POLONIUS. — Pardi, c’était bien pensé. On me dit que très-souvent dans ces derniers temps Hamlet vous a consacré beaucoup de ses heures, et que vous-même vous avez été libérale et prodigue de votre société : s’il en est ainsi, — c’est ce qu’on m’a rapporté, et cela par mesure de prudence, —je dois vous dire que vous ne comprenez pas ce que vous êtes aussi clairement qu’il conviendrait à ma fille et à votre honneur. Qu’y a-t-il entre vous ? dites-moi la vérité.

OPHÉLLA. — Plusieurs fois dans ces derniers temps, Monseigneur, il m’a fait l’offre de son affection.

POLONIUS. — Son affection ! ta, ta ! Vous parlez comme une fillette encore toute verte, et qui n’a pas l’expérience de telles dangereuses circonstances. Croyez-vous à ses offres, comme vous les appelez ?

OPHÉLIA. — Je ne sais pas, Monseigneur, ce que j’en dois penser.

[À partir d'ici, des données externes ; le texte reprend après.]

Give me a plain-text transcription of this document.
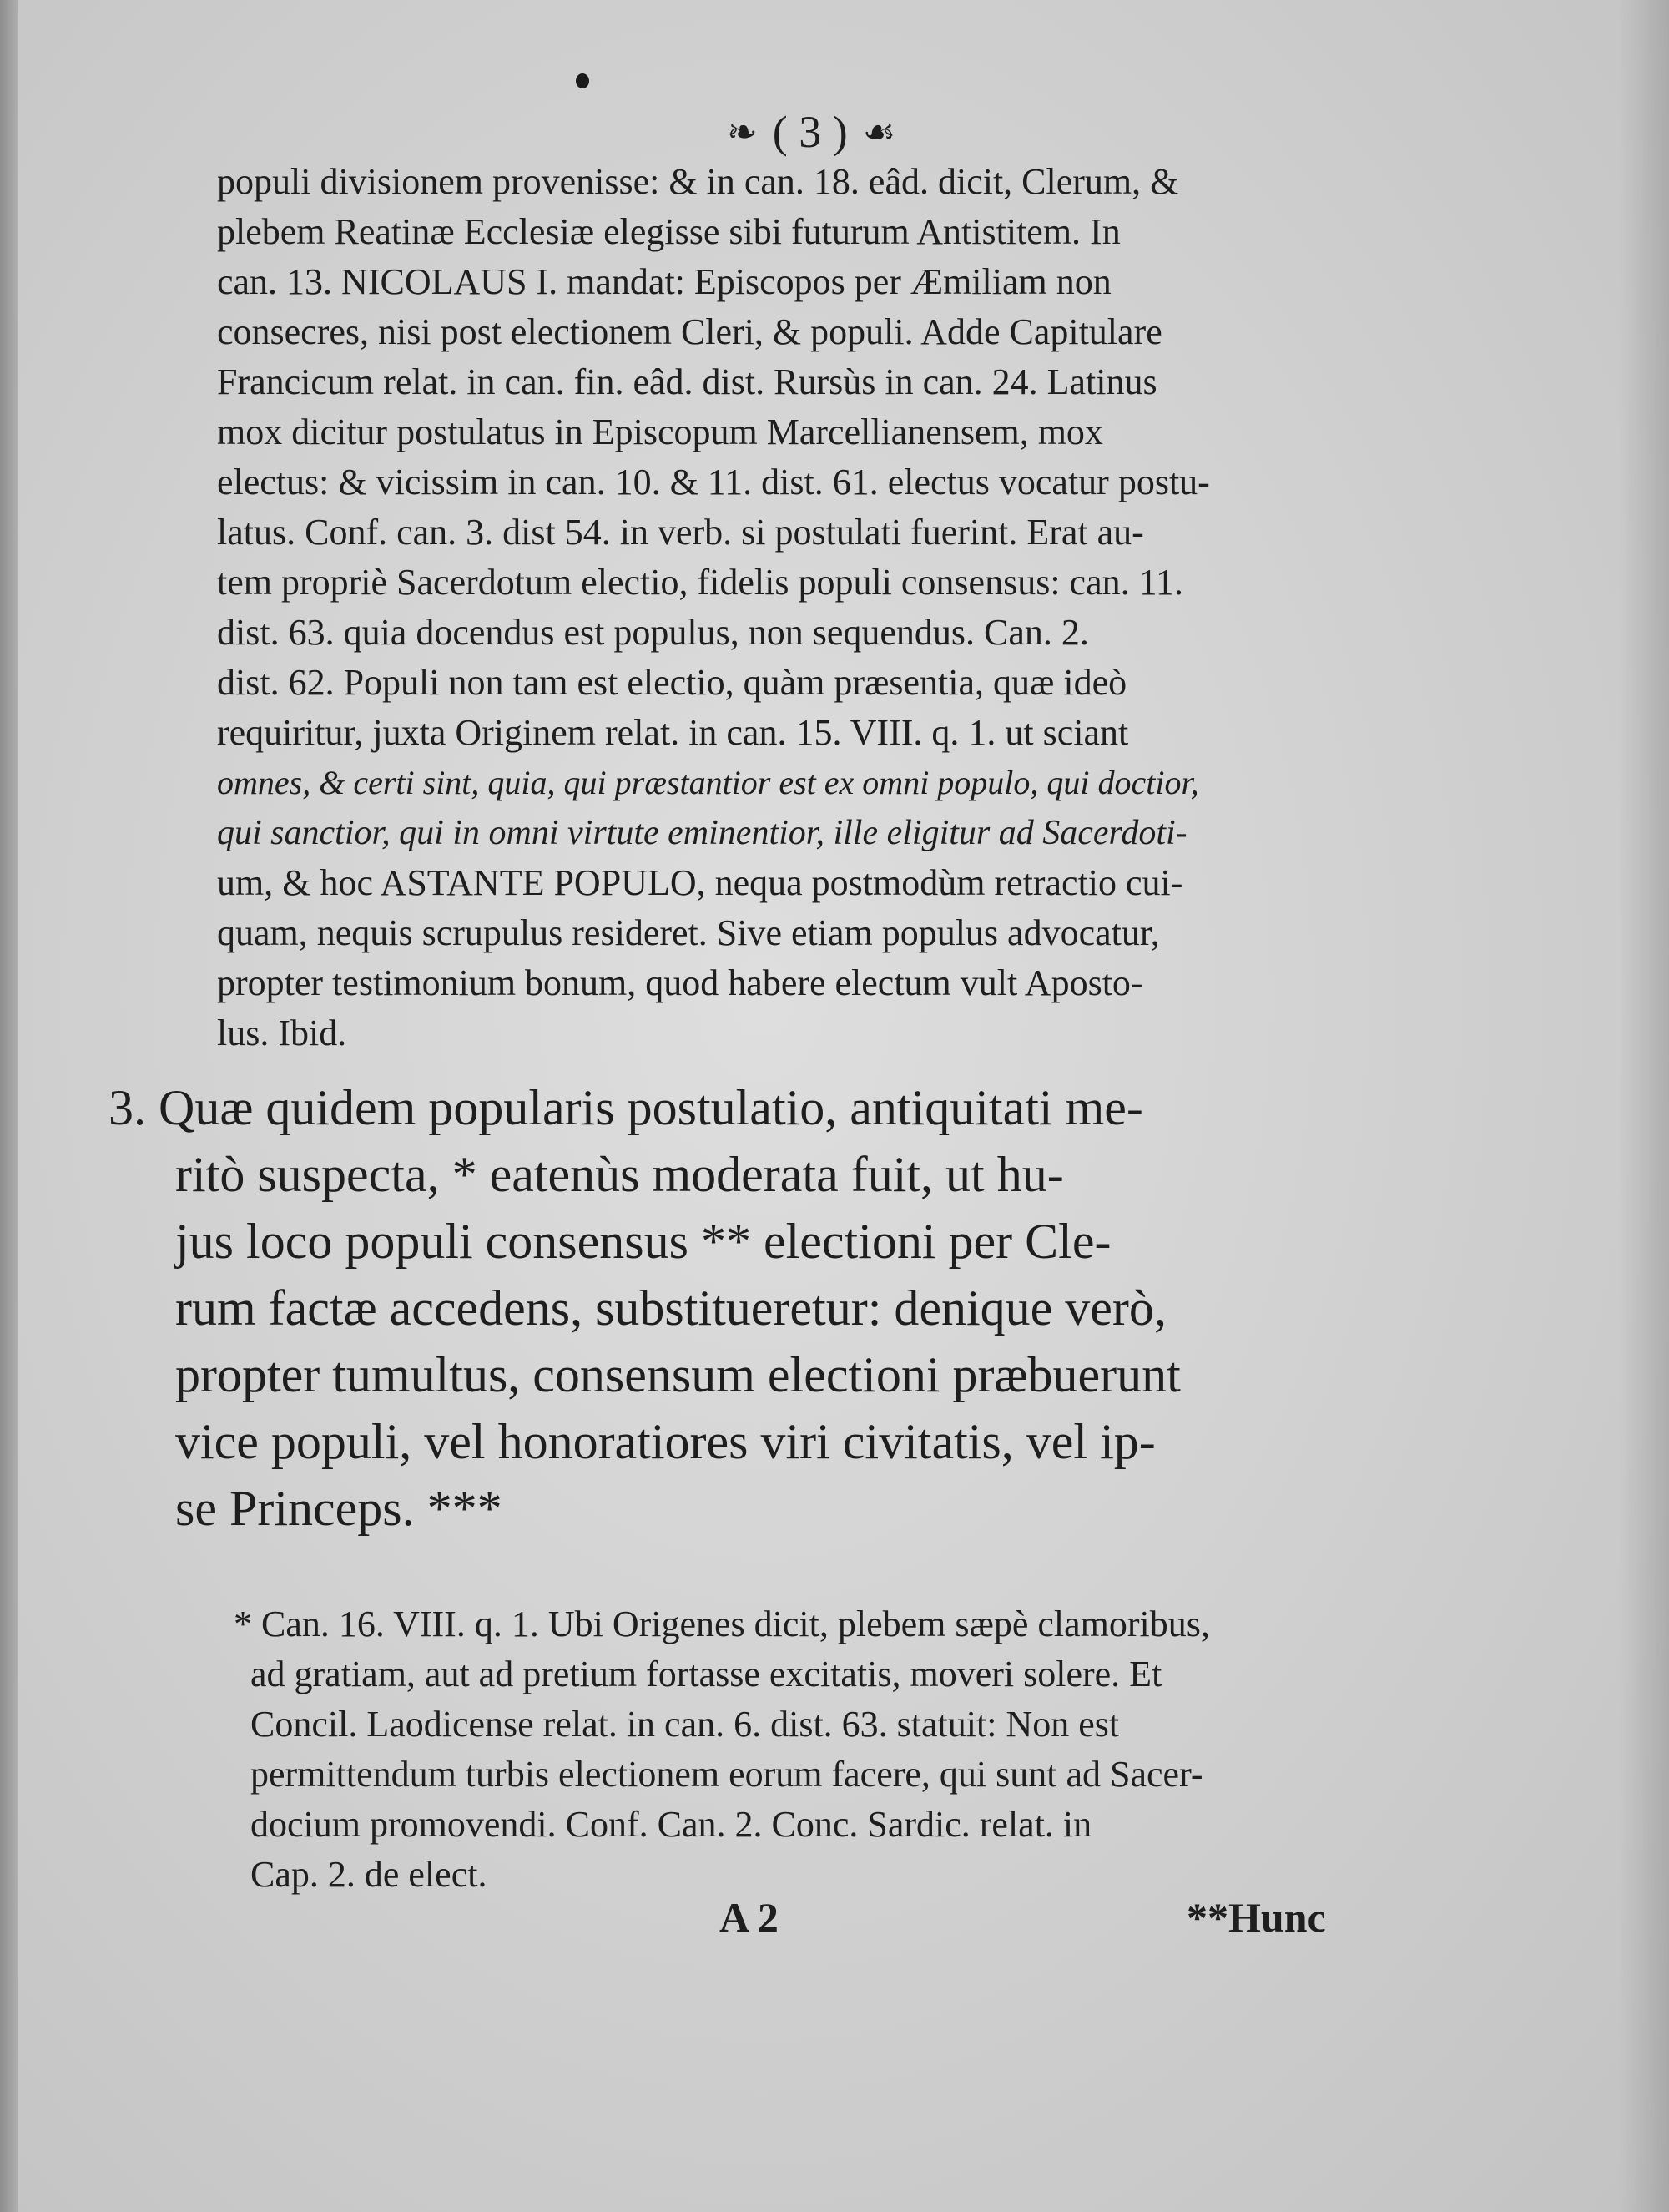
❧ ( 3 ) ☙
populi divisionem provenisse: & in can. 18. eâd. dicit, Clerum, &
plebem Reatinæ Ecclesiæ elegisse sibi futurum Antistitem. In
can. 13. NICOLAUS I. mandat: Episcopos per Æmiliam non
consecres, nisi post electionem Cleri, & populi. Adde Capitulare
Francicum relat. in can. fin. eâd. dist. Rursùs in can. 24. Latinus
mox dicitur postulatus in Episcopum Marcellianensem, mox
electus: & vicissim in can. 10. & 11. dist. 61. electus vocatur postu-
latus. Conf. can. 3. dist 54. in verb. si postulati fuerint. Erat au-
tem propriè Sacerdotum electio, fidelis populi consensus: can. 11.
dist. 63. quia docendus est populus, non sequendus. Can. 2.
dist. 62. Populi non tam est electio, quàm præsentia, quæ ideò
requiritur, juxta Originem relat. in can. 15. VIII. q. 1. ut sciant
omnes, & certi sint, quia, qui præstantior est ex omni populo, qui doctior,
qui sanctior, qui in omni virtute eminentior, ille eligitur ad Sacerdoti-
um, & hoc ASTANTE POPULO, nequa postmodùm retractio cui-
quam, nequis scrupulus resideret. Sive etiam populus advocatur,
propter testimonium bonum, quod habere electum vult Aposto-
lus. Ibid.
3. Quæ quidem popularis postulatio, antiquitati me-
ritò suspecta, * eatenùs moderata fuit, ut hu-
jus loco populi consensus ** electioni per Cle-
rum factæ accedens, substitueretur: denique verò,
propter tumultus, consensum electioni præbuerunt
vice populi, vel honoratiores viri civitatis, vel ip-
se Princeps. ***
* Can. 16. VIII. q. 1. Ubi Origenes dicit, plebem sæpè clamoribus,
ad gratiam, aut ad pretium fortasse excitatis, moveri solere. Et
Concil. Laodicense relat. in can. 6. dist. 63. statuit: Non est
permittendum turbis electionem eorum facere, qui sunt ad Sacer-
docium promovendi. Conf. Can. 2. Conc. Sardic. relat. in
Cap. 2. de elect.
A 2	**Hunc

POLONIUS. — Pardi, je vais vous l’apprendre : pensez que vous êtes un enfant à la mamelle qui avez pris pour du bon argent ces offres qui sont monnaie fausse. Offrez-vous à vous-même plus d’affection bien entendue ; ou si non, — soit dit sans vouloir forcer le sens de ce pauvre mot — vous arriveriez à m’offrir l’imbécillité.

OPHÉLIA. — Monseigneur, il m’a pressée de son amour d’une manière honorable.

POLONIUS. — Oh oui, vous pouvez bien appeler ça manière : allez, allez.

OPHÉLIA, — Et il a appuyé ses discours, Monseigneur, de presque tous les serments les plus sacrés du ciel.